Opinion
No. 76-823.
April 19, 1977.
Appeal from the Circuit Court, Dade County, Harold Vann, J.
Kuvin, Klingensmith Lewis, Miami, for appellants.
G.W. O'Grady, Gene Flinn, Miami, for appellees.
Before PEARSON and BARKDULL, JJ., and CHARLES CARROLL (Ret.), Associate Judge.
This appeal is by the plaintiffs from an order dismissing their cause when their attorney failed to be present at the time of the call of the trial calendar, and from a subsequent order denying plaintiffs' motion to reinstate the cause. We hold that the trial court abused its discretion in failing to reinstate the cause when it was established without controversy that the attorney's failure to respond to the call was through misunderstanding and inadvertence rather than neglect or failure to prosecute the case. The pretrial activity proceeded normally with the trial court setting the case for jury trial for the two week period commencing April 5, 1976, and directing the attorneys to appear ready for trial at the call of the trial calendar on April 5, 1976, at 9:30 a.m. The parties, thereafter, filed their normal pretrial catalogues.
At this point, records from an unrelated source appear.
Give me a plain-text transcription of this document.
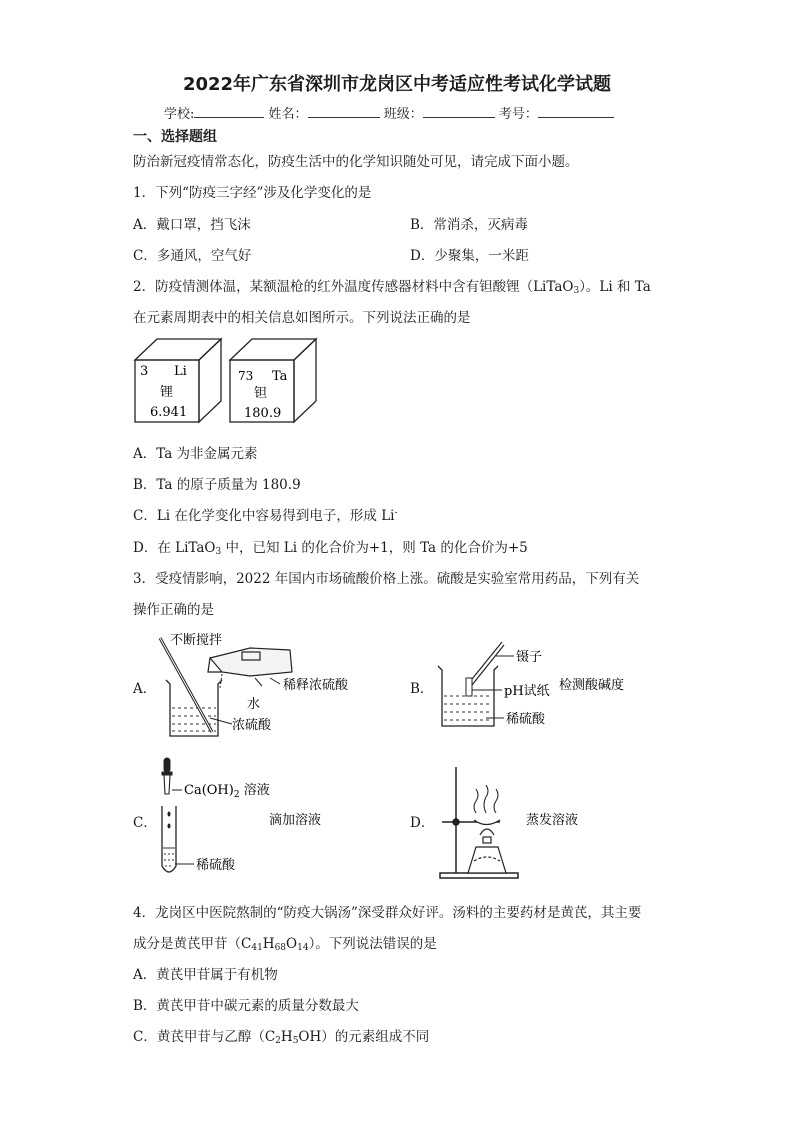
2022年广东省深圳市龙岗区中考适应性考试化学试题
学校:	姓名：	班级：	考号：
一、选择题组
防治新冠疫情常态化，防疫生活中的化学知识随处可见，请完成下面小题。
1．下列“防疫三字经”涉及化学变化的是
A．戴口罩，挡飞沫	B．常消杀，灭病毒
C．多通风，空气好	D．少聚集，一米距
2．防疫情测体温，某额温枪的红外温度传感器材料中含有钽酸锂（LiTaO$_3$）。Li 和 Ta
在元素周期表中的相关信息如图所示。下列说法正确的是
3 Li
锂
6.941
73 Ta
钽
180.9
A．Ta 为非金属元素
B．Ta 的原子质量为 180.9
C．Li 在化学变化中容易得到电子，形成 Li-
D．在 LiTaO$_3$ 中，已知 Li 的化合价为+1，则 Ta 的化合价为+5
3．受疫情影响，2022 年国内市场硫酸价格上涨。硫酸是实验室常用药品，下列有关
操作正确的是
A．
不断搅拌
水
浓硫酸
稀释浓硫酸	B．
镊子
pH试纸
稀硫酸
检测酸碱度
C．
$Ca(OH)_2$ 溶液
稀硫酸
滴加溶液	D．	蒸发溶液
4．龙岗区中医院熬制的“防疫大锅汤”深受群众好评。汤料的主要药材是黄芪，其主要
成分是黄芪甲苷$(C_{41}H_{68}O_{14})$。下列说法错误的是
A．黄芪甲苷属于有机物
B．黄芪甲苷中碳元素的质量分数最大
C．黄芪甲苷与乙醇$(C_2H_5OH)$的元素组成不同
On Monday, April 5, 1976, at 9:30 a.m., trial counsel for the Kuhlmans appeared for the calendar call; however, the case was not then assigned a time or date for trial. At the end of the calendar call on April 5th, trial counsel did not understand the court to say that court would begin at a different time the next day, that is, at 9:00 a.m., instead of 9:30 a.m. Counsel's affidavit stated that he was informed by the clerk of the court that he should be present at the same time the following day, that is, at 9:30 a.m. On the following day, Tuesday, April 6th, an attorney from the office of trial counsel reported for the calendar call at 9:30 a.m., and was advised that the calendar call had commenced at 9:00 a.m. and that the present case had been dismissed. On the same day, the trial court signed the order of dismissal.
The order of dismissal stated that the case had been noticed for trial and that the plaintiffs failed to appear to prosecute, therefore, the cause was dismissed. The order of dismissal did not specify whether the same was "with prejudice" or "without prejudice."
Although the order of dismissal did not specify that it was with prejudice, it would be so interpreted because of Fla.R. Civ.P. 1.420(b). It is clear that the dismissal should have been without prejudice in any event inasmuch as it was not dismissed upon the merits. See Masser v. London Operating Co., 106 Fla. 474, 145 So. 72 (1932); see also Rashard v. Cappiali, 171 So.2d 581 (Fla.3d DCA 1965).
The Kuhlmans immediately filed their Motion to Vacate and Set Aside the Dismissal on April 7, 1976, as well as an unrefuted affidavit of trial counsel. The motion and affidavit clearly demonstrated to the trial court that a misunderstanding concerning the time to report for the calendar call was the only reason that counsel for the Kuhlmans was present on Tuesday, April 6, 1976, at 9:30 a.m., instead of 9:00 a.m. Counsel for the Kuhlmans offered and requested that the case be permitted to proceed to trial immediately during the scheduled two week period. The Kuhlmans' Motion to Vacate and Set Aside Dismissal was denied.
Under circumstances where a misunderstanding of counsel rather than neglect on his part caused the dismissal of the cause, the client should not suffer the consequences and, therefore, the trial court abused its discretion in failing to reinstate the cause. See Beasley v. Girten, 61 So.2d 179 (Fla. 1952); Goldman v. Tabor, 239 So.2d 529 (Fla.2d DCA 1970); Crystal Lake Golf Course, Inc. v. Kalin, 252 So.2d 379 (Fla.4th DCA 1971); and cf. Moss v. State Farm Mutual Automobile Ins. Co., 328 So.2d 495 (Fla. 4th DCA 1976).
Accordingly, we reverse the order denying plaintiff's Motion to Vacate and Set Aside the Dismissal, and remand the cause with directions to vacate the order of dismissal and to place the cause on the next available trial calendar.
Reversed and remanded with directions.